Love your enemies and do not judge others. Difficult instructions from Jesus in Luke’s gospel, at Chapter 6. But did he mean it literally? Are we to take this completely seriously? Rev. Geoff McKee explains why Christians believe that a change of mind and a change of heart is not only possible but absolutely required through Jesus. He considers why Jesus’ new way requires a change of heart and mind that is extremely challenging but necessary.
Luke 6:27-38 (New International Version)
Love for Enemies
27 “But to you who are listening I say: Love your enemies, do good to those who hate you, 28 bless those who curse you, pray for those who mistreat you. 29 If someone slaps you on one cheek, turn to them the other also. If someone takes your coat, do not withhold your shirt from them. 30 Give to everyone who asks you, and if anyone takes what belongs to you, do not demand it back. 31 Do to others as you would have them do to you.
32 “If you love those who love you, what credit is that to you? Even sinners love those who love them. 33 And if you do good to those who are good to you, what credit is that to you? Even sinners do that. 34 And if you lend to those from whom you expect repayment, what credit is that to you? Even sinners lend to sinners, expecting to be repaid in full. 35 But love your enemies, do good to them, and lend to them without expecting to get anything back. Then your reward will be great, and you will be children of the Most High, because he is kind to the ungrateful and wicked. 36 Be merciful, just as your Father is merciful.
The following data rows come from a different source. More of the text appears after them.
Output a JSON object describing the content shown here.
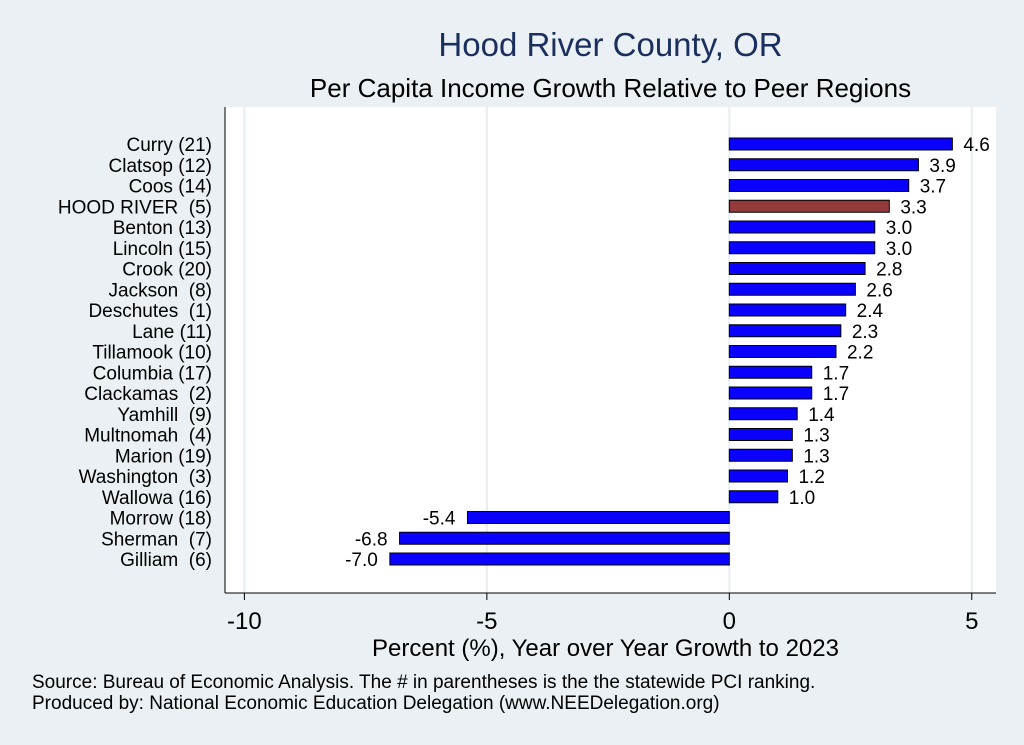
{
  "chart_data": {
    "type": "bar",
    "orientation": "horizontal",
    "title": "Hood River County, OR",
    "subtitle": "Per Capita Income Growth Relative to Peer Regions",
    "xlabel": "Percent (%), Year over Year Growth to 2023",
    "ylabel": "",
    "xlim": [
      -10.4,
      5.5
    ],
    "xticks": [
      -10,
      -5,
      0,
      5
    ],
    "grid": true,
    "categories": [
      "Curry (21)",
      "Clatsop (12)",
      "Coos (14)",
      "HOOD RIVER  (5)",
      "Benton (13)",
      "Lincoln (15)",
      "Crook (20)",
      "Jackson  (8)",
      "Deschutes  (1)",
      "Lane (11)",
      "Tillamook (10)",
      "Columbia (17)",
      "Clackamas  (2)",
      "Yamhill  (9)",
      "Multnomah  (4)",
      "Marion (19)",
      "Washington  (3)",
      "Wallowa (16)",
      "Morrow (18)",
      "Sherman  (7)",
      "Gilliam  (6)"
    ],
    "values": [
      4.6,
      3.9,
      3.7,
      3.3,
      3.0,
      3.0,
      2.8,
      2.6,
      2.4,
      2.3,
      2.2,
      1.7,
      1.7,
      1.4,
      1.3,
      1.3,
      1.2,
      1.0,
      -5.4,
      -6.8,
      -7.0
    ],
    "data_labels": [
      "4.6",
      "3.9",
      "3.7",
      "3.3",
      "3.0",
      "3.0",
      "2.8",
      "2.6",
      "2.4",
      "2.3",
      "2.2",
      "1.7",
      "1.7",
      "1.4",
      "1.3",
      "1.3",
      "1.2",
      "1.0",
      "-5.4",
      "-6.8",
      "-7.0"
    ],
    "highlight_category": "HOOD RIVER  (5)",
    "colors": {
      "bar": "#0a00ff",
      "highlight": "#943a3a",
      "bar_outline": "#000000",
      "title": "#1a2f5e",
      "background": "#eaf0f3",
      "plot_background": "#ffffff",
      "grid": "#e6eef2"
    }
  },
  "notes": {
    "source": "Source: Bureau of Economic Analysis. The # in parentheses is the the statewide PCI ranking.",
    "producer": "Produced by: National Economic Education Delegation (www.NEEDelegation.org)"
  }
}
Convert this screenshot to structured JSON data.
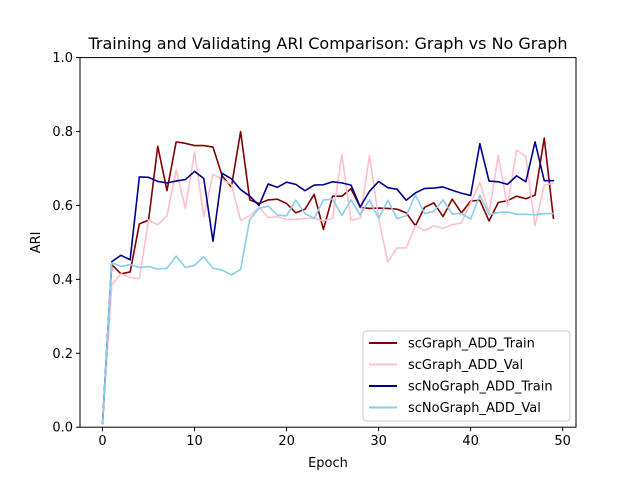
{
  "chart_data": {
    "type": "line",
    "title": "Training and Validating ARI Comparison: Graph vs No Graph",
    "xlabel": "Epoch",
    "ylabel": "ARI",
    "xlim": [
      -2.45,
      51.45
    ],
    "ylim": [
      0.0,
      1.0
    ],
    "xticks": [
      0,
      10,
      20,
      30,
      40,
      50
    ],
    "yticks": [
      0.0,
      0.2,
      0.4,
      0.6,
      0.8,
      1.0
    ],
    "ytick_labels": [
      "0.0",
      "0.2",
      "0.4",
      "0.6",
      "0.8",
      "1.0"
    ],
    "grid": false,
    "legend_position": "lower-right",
    "x": [
      0,
      1,
      2,
      3,
      4,
      5,
      6,
      7,
      8,
      9,
      10,
      11,
      12,
      13,
      14,
      15,
      16,
      17,
      18,
      19,
      20,
      21,
      22,
      23,
      24,
      25,
      26,
      27,
      28,
      29,
      30,
      31,
      32,
      33,
      34,
      35,
      36,
      37,
      38,
      39,
      40,
      41,
      42,
      43,
      44,
      45,
      46,
      47,
      48,
      49
    ],
    "series": [
      {
        "name": "scGraph_ADD_Train",
        "color": "#800000",
        "values": [
          0.01,
          0.44,
          0.415,
          0.42,
          0.55,
          0.56,
          0.76,
          0.64,
          0.772,
          0.768,
          0.762,
          0.762,
          0.758,
          0.68,
          0.65,
          0.8,
          0.615,
          0.605,
          0.615,
          0.617,
          0.605,
          0.58,
          0.59,
          0.63,
          0.535,
          0.625,
          0.625,
          0.645,
          0.595,
          0.592,
          0.593,
          0.592,
          0.59,
          0.58,
          0.545,
          0.595,
          0.607,
          0.57,
          0.617,
          0.58,
          0.612,
          0.614,
          0.558,
          0.608,
          0.613,
          0.625,
          0.618,
          0.628,
          0.782,
          0.565
        ]
      },
      {
        "name": "scGraph_ADD_Val",
        "color": "#ffc0cb",
        "values": [
          0.01,
          0.385,
          0.415,
          0.405,
          0.402,
          0.56,
          0.548,
          0.572,
          0.697,
          0.592,
          0.745,
          0.57,
          0.685,
          0.67,
          0.657,
          0.56,
          0.572,
          0.595,
          0.567,
          0.57,
          0.562,
          0.562,
          0.565,
          0.565,
          0.558,
          0.565,
          0.738,
          0.56,
          0.565,
          0.735,
          0.565,
          0.447,
          0.485,
          0.485,
          0.545,
          0.532,
          0.545,
          0.538,
          0.548,
          0.553,
          0.607,
          0.662,
          0.58,
          0.735,
          0.598,
          0.75,
          0.732,
          0.545,
          0.655,
          0.66
        ]
      },
      {
        "name": "scNoGraph_ADD_Train",
        "color": "#00008b",
        "values": [
          0.01,
          0.448,
          0.465,
          0.453,
          0.677,
          0.676,
          0.665,
          0.661,
          0.666,
          0.67,
          0.692,
          0.673,
          0.503,
          0.687,
          0.672,
          0.643,
          0.625,
          0.6,
          0.658,
          0.649,
          0.663,
          0.657,
          0.64,
          0.655,
          0.656,
          0.664,
          0.661,
          0.655,
          0.596,
          0.638,
          0.665,
          0.648,
          0.644,
          0.614,
          0.634,
          0.646,
          0.647,
          0.65,
          0.641,
          0.633,
          0.627,
          0.767,
          0.666,
          0.664,
          0.657,
          0.68,
          0.664,
          0.772,
          0.667,
          0.667
        ]
      },
      {
        "name": "scNoGraph_ADD_Val",
        "color": "#87ceeb",
        "values": [
          0.01,
          0.445,
          0.435,
          0.44,
          0.432,
          0.435,
          0.428,
          0.43,
          0.463,
          0.432,
          0.438,
          0.461,
          0.43,
          0.425,
          0.412,
          0.427,
          0.562,
          0.592,
          0.598,
          0.574,
          0.572,
          0.614,
          0.578,
          0.565,
          0.615,
          0.617,
          0.573,
          0.615,
          0.574,
          0.615,
          0.565,
          0.614,
          0.564,
          0.572,
          0.628,
          0.578,
          0.584,
          0.615,
          0.577,
          0.578,
          0.563,
          0.628,
          0.575,
          0.581,
          0.582,
          0.576,
          0.576,
          0.575,
          0.578,
          0.578
        ]
      }
    ]
  }
}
37 “Do not judge, and you will not be judged. Do not condemn, and you will not be condemned. Forgive, and you will be forgiven. 38 Give, and it will be given to you. A good measure, pressed down, shaken together and running over, will be poured into your lap. For with the measure you use, it will be measured to you.”
In June and July 1921 the small south Wales town of Abertillery was in shock.
Two young schoolgirls had been found murdered and a local fifteen year old adolescent had confessed to the murders and was subsequently jailed for life.
He was too young to be sentenced to death.
The murderer’s name was Harold Jones and, after serving twenty years for his crimes, he was released in 1941. He joined the Merchant Navy and, after the war, changed his name to Harry Stevens. He settled in London, married and had a daughter.
His past remained a secret to his family and friends and the authorities lost contact with him.
He appeared to have successfully begun life again, with a new identity. Certainly, here was a wonderful opportunity for him, having the slate wiped clean, to make a genuine fresh start.
Unfortunately, with the broadcast of a new documentary in January called ‘Dark Son: the Hunt for a Serial Killer’, it would appear that Jones could not leave his terrible past behind. It was possible to change a name but the leopard could not change its spots. I will leave it to you to follow that story up if you wish, it is not for us today.
But the issue of identity and a potential identity crisis is crucial.
We are all given a new identity in Christ Jesus.